Turning on JIT compilation

JIT compilation can be turned on at the session level or manually for select operations. Both of these approaches are zero-copy --- data does not need to be copied when passing data between a compiled XLA kernel and a TensorFlow operator placed on the same device.

Session

Turning on JIT compilation at the session level will result in all possible operators being greedily compiled into XLA computations. Each XLA computation will be compiled into one or more kernels for the underlying device.

Subject to a few constraints, if there are two adjacent operators in the graph that both have XLA implementations, then they will be compiled into a single XLA computation.

JIT compilation is turned on at the session level by setting the global_jit_level config to tf.OptimizerOptions.ON_1 and passing the config during session initialization.

# Config to turn on JIT compilation
config = tf.ConfigProto()
config.graph_options.optimizer_options.global_jit_level = tf.OptimizerOptions.ON_1

sess = tf.Session(config=config)

Manual with experimental_jit_scope()

JIT compilation can also be turned on manually for one or more operators. This is done by tagging the operators to compile with the attribute _XlaCompile=true. The simplest way to do this is via the tf.contrib.compiler.jit.experimental_jit_scope() scope defined in tensorflow/contrib/compiler/jit.py. Example usage:

    jit_scope = tf.contrib.compiler.jit.experimental_jit_scope

    x = tf.placeholder(np.float32)
    with jit_scope():
      y = tf.add(x, x)  # The "add" will be compiled with XLA.

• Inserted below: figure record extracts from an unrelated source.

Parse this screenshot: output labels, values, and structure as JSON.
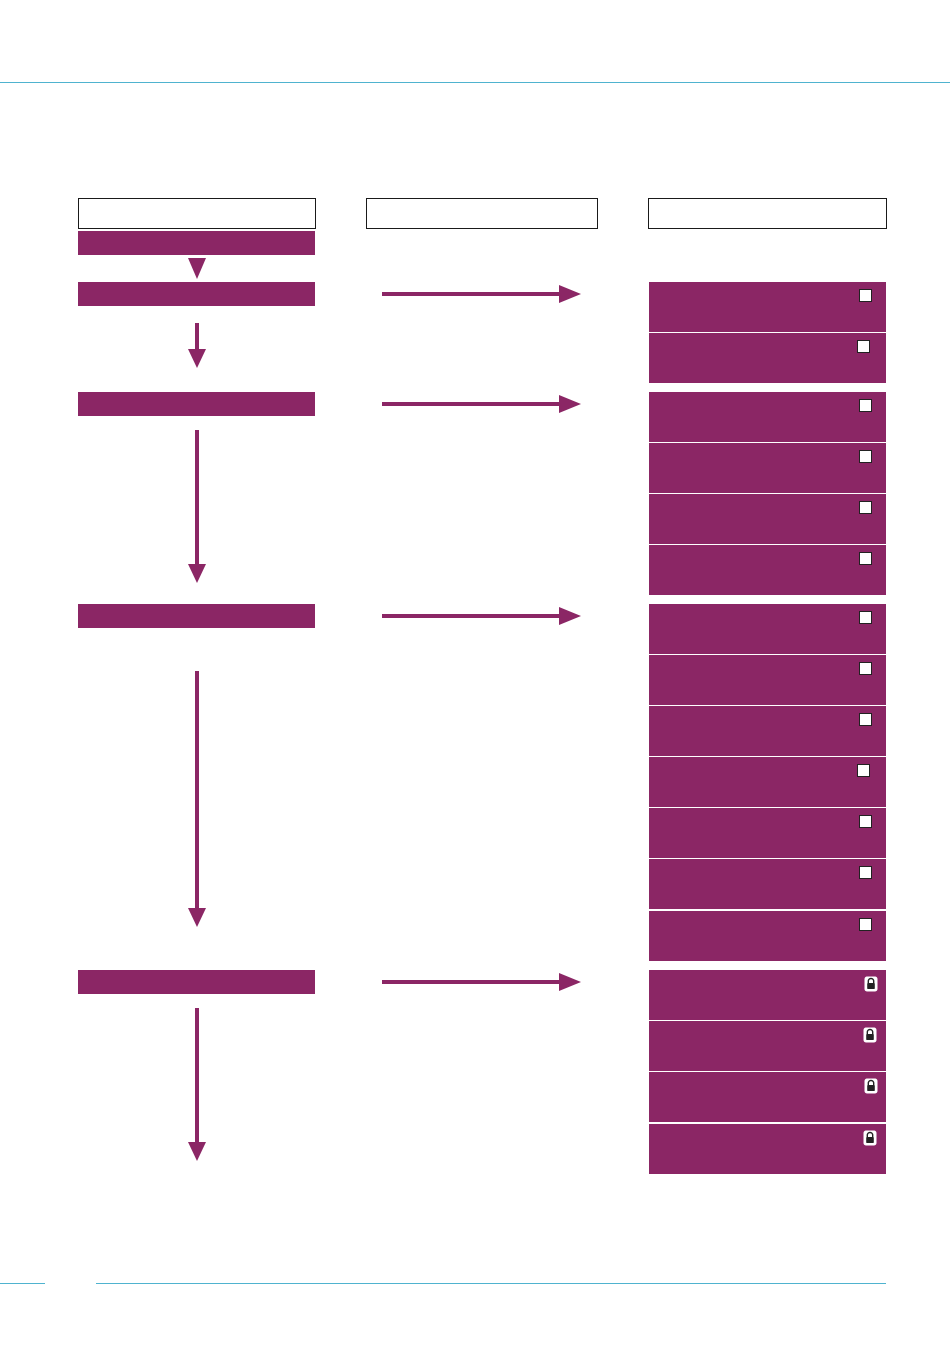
{
  "colors": {
    "accent": "#8b2665",
    "rule": "#4fb3cf",
    "border": "#1a1a1a"
  },
  "column_headers": [
    "",
    "",
    ""
  ],
  "stages": [
    {
      "label": ""
    },
    {
      "label": ""
    },
    {
      "label": ""
    },
    {
      "label": ""
    },
    {
      "label": ""
    }
  ],
  "panel_groups": [
    {
      "items": [
        {
          "text": "",
          "marker": "checkbox"
        },
        {
          "text": "",
          "marker": "checkbox"
        }
      ]
    },
    {
      "items": [
        {
          "text": "",
          "marker": "checkbox"
        },
        {
          "text": "",
          "marker": "checkbox"
        },
        {
          "text": "",
          "marker": "checkbox"
        },
        {
          "text": "",
          "marker": "checkbox"
        }
      ]
    },
    {
      "items": [
        {
          "text": "",
          "marker": "checkbox"
        },
        {
          "text": "",
          "marker": "checkbox"
        },
        {
          "text": "",
          "marker": "checkbox"
        },
        {
          "text": "",
          "marker": "checkbox"
        },
        {
          "text": "",
          "marker": "checkbox"
        },
        {
          "text": "",
          "marker": "checkbox"
        },
        {
          "text": "",
          "marker": "checkbox"
        }
      ]
    },
    {
      "items": [
        {
          "text": "",
          "marker": "lock-icon"
        },
        {
          "text": "",
          "marker": "lock-icon"
        },
        {
          "text": "",
          "marker": "lock-icon"
        },
        {
          "text": "",
          "marker": "lock-icon"
        }
      ]
    }
  ]
}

The _XlaCompile attribute is currently supported on a best-effort basis. If an operator cannot be compiled, TensorFlow will silently fall back to the normal implementation.

Manual with xla.compile()

Unlike experimental_jit_scope() which silently falls back to normal Tensorflow on uncompilable operator, xla.compile() returns an explicit error. This is useful if you want more predictable behaviors from XLA compilation.

Please see xla.compile() tutorial Colab for how to use it.

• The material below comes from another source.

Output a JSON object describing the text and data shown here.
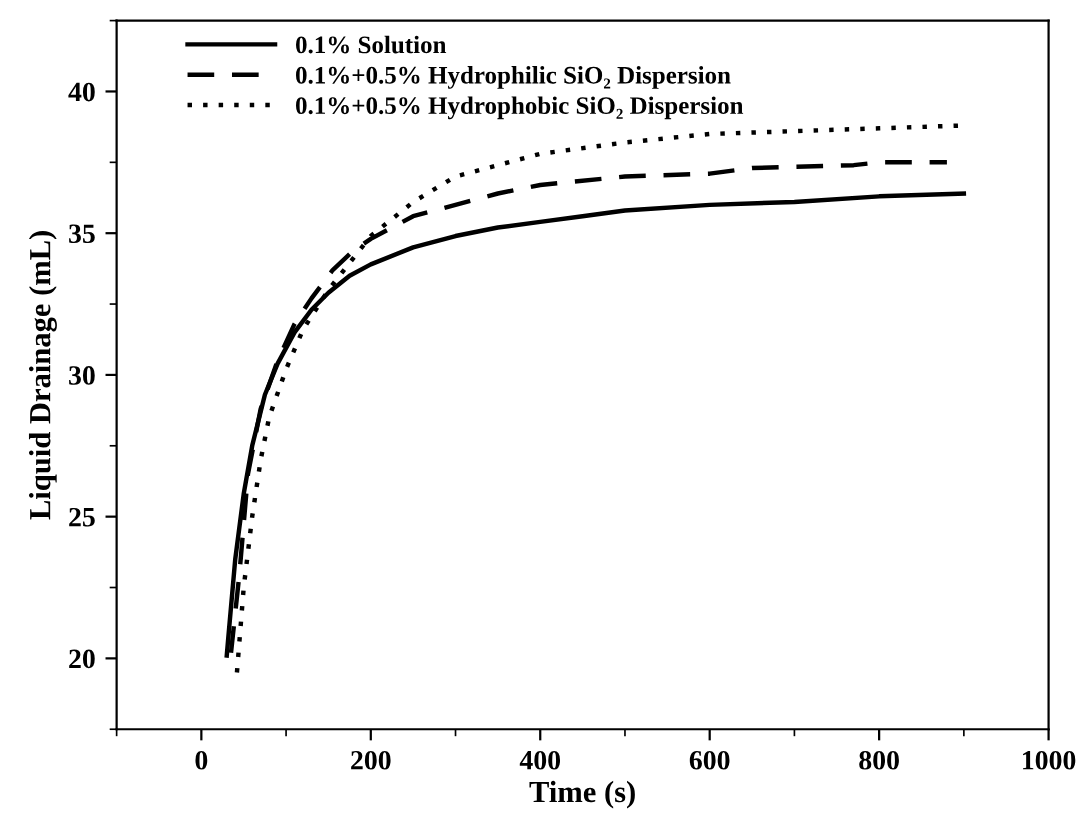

Placing operators on XLA devices

Another way to run computations via XLA is to place an operator on a specific XLA device. This method is normally only used for testing. Valid targets are XLA_CPU or XLA_GPU.

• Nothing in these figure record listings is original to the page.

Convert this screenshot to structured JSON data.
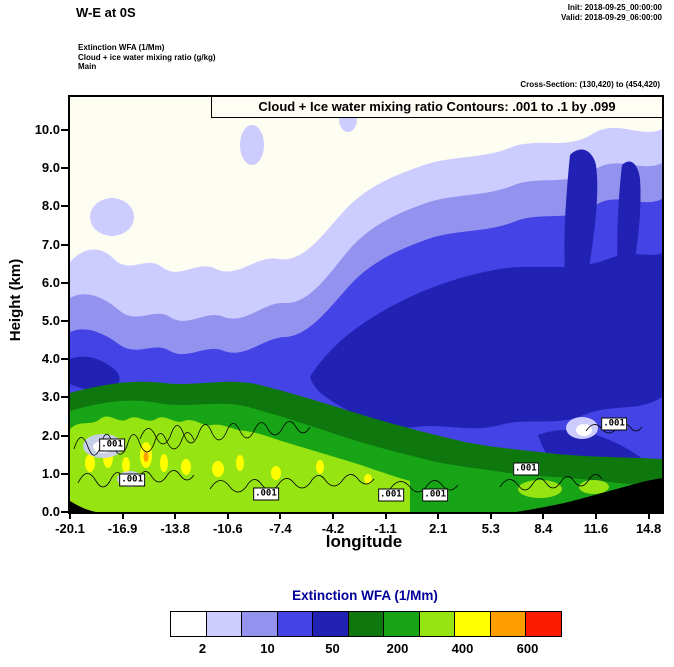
{
  "header": {
    "plot_title": "W-E at 0S",
    "init": "Init: 2018-09-25_00:00:00",
    "valid": "Valid: 2018-09-29_06:00:00",
    "field_lines": [
      "Extinction WFA (1/Mm)",
      "Cloud + ice water mixing ratio (g/kg)",
      "Main"
    ],
    "cross_section": "Cross-Section: (130,420) to (454,420)"
  },
  "chart_data": {
    "type": "heatmap",
    "subtype": "filled-contour-vertical-cross-section",
    "title": "Cloud + Ice water mixing ratio Contours: .001 to .1 by .099",
    "xlabel": "longitude",
    "ylabel": "Height (km)",
    "x_ticks": [
      "-20.1",
      "-16.9",
      "-13.8",
      "-10.6",
      "-7.4",
      "-4.2",
      "-1.1",
      "2.1",
      "5.3",
      "8.4",
      "11.6",
      "14.8"
    ],
    "y_ticks": [
      "0.0",
      "1.0",
      "2.0",
      "3.0",
      "4.0",
      "5.0",
      "6.0",
      "7.0",
      "8.0",
      "9.0",
      "10.0"
    ],
    "ylim_km": [
      0.0,
      10.4
    ],
    "fill_variable": "Extinction WFA (1/Mm)",
    "contour_variable": "Cloud + Ice water mixing ratio (g/kg)",
    "contour_levels": ".001 to .1 by .099",
    "contour_labels": [
      {
        "text": ".001",
        "x_pct": 7.1,
        "y_pct": 83.9
      },
      {
        "text": ".001",
        "x_pct": 10.5,
        "y_pct": 92.3
      },
      {
        "text": ".001",
        "x_pct": 33.1,
        "y_pct": 95.7
      },
      {
        "text": ".001",
        "x_pct": 54.2,
        "y_pct": 95.9
      },
      {
        "text": ".001",
        "x_pct": 61.7,
        "y_pct": 95.9
      },
      {
        "text": ".001",
        "x_pct": 77.0,
        "y_pct": 89.6
      },
      {
        "text": ".001",
        "x_pct": 91.9,
        "y_pct": 78.8
      }
    ],
    "colorbar": {
      "title": "Extinction WFA (1/Mm)",
      "colors": [
        "#ffffff",
        "#ccccff",
        "#9393ef",
        "#4343e6",
        "#2121b4",
        "#0e770e",
        "#17a517",
        "#96e412",
        "#ffff00",
        "#ff9e00",
        "#fb1c00"
      ],
      "tick_labels": [
        "2",
        "10",
        "50",
        "200",
        "400",
        "600"
      ]
    },
    "features": [
      "Highest extinction (yellow/lime-green, >200-400/Mm) in a shallow layer below ~2 km between lon -20 and -4",
      "Moderate extinction (blue shades, 10-200/Mm) plume sloping upward from ~3 km near lon -10 to ~8-10 km near lon 15",
      "Dark-blue core (~200/Mm) between ~3 and 6 km over lon -6 to 15",
      "Cloud/ice mixing-ratio .001 contour regions confined below ~2.5 km",
      "Black terrain silhouette rising to ~0.8 km at the eastern edge (lon 8 to 14.8)"
    ]
  }
}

with tf.device("/job:localhost/replica:0/task:0/device:XLA_GPU:0"):
  output = tf.add(input1, input2)

Unlike JIT compilation on the standard CPU and GPU devices, these devices make a copy of data when it is transferred on and off the device. The extra copy makes it expensive to mix XLA and TensorFlow operators in the same graph.

Tutorial

This tutorial covers training a simple version of MNIST softmax with JIT turned on. Currently JIT at the session level, which is what is used for the tutorial, only supports GPU.

Before starting the tutorial verify that the LD_LIBRARY environment variable or ldconfig contains $CUDA_ROOT/extras/CUPTI/lib64, which contains libraries for the CUDA Profiling Tools Interface (CUPTI). TensorFlow uses CUPTI to pull tracing information from the GPU.

Step #1: Prepare sample script

Download or move mnist_softmax_xla.py into a folder outside of the TensorFlow source tree.

Step #2: Run without XLA

Execute the python script to train the model without XLA.

python mnist_softmax_xla.py --xla=''

Using the Chrome Trace Event Profiler (browse to chrome://tracing), open the timeline file created when the script finishes: timeline.ctf.json. The rendered timeline should look similar to the picture below with multiple green boxes labeled MatMul, possibly across multiple CPUs.

Step #3 Run with XLA

Execute the python script to train the model with XLA and turn on a debugging feature of XLA via an environmental variable that outputs the XLA graph.

XLA_FLAGS="--xla_hlo_profile --xla_dump_to=/tmp/foo --xla_dump_hlo_as_text"
python mnist_softmax_xla.py

Open the timeline file created (timeline.ctf.json). The rendered timeline should look similar to the picture below with one long bar labeled XlaLaunch.

To understand what is happening in XlaLaunch, look at the console output. Each XLA cluster that's launched will have a corresponding profile (from --xla_hlo_profile) showing how long each HLO took to run.

/tmp/foo will contain the HLO before and after optimizations for each HLO module that's run. You can read this as-is, or you can visualize it using tensorflow/compiler/xla/tools:interactive_graphviz.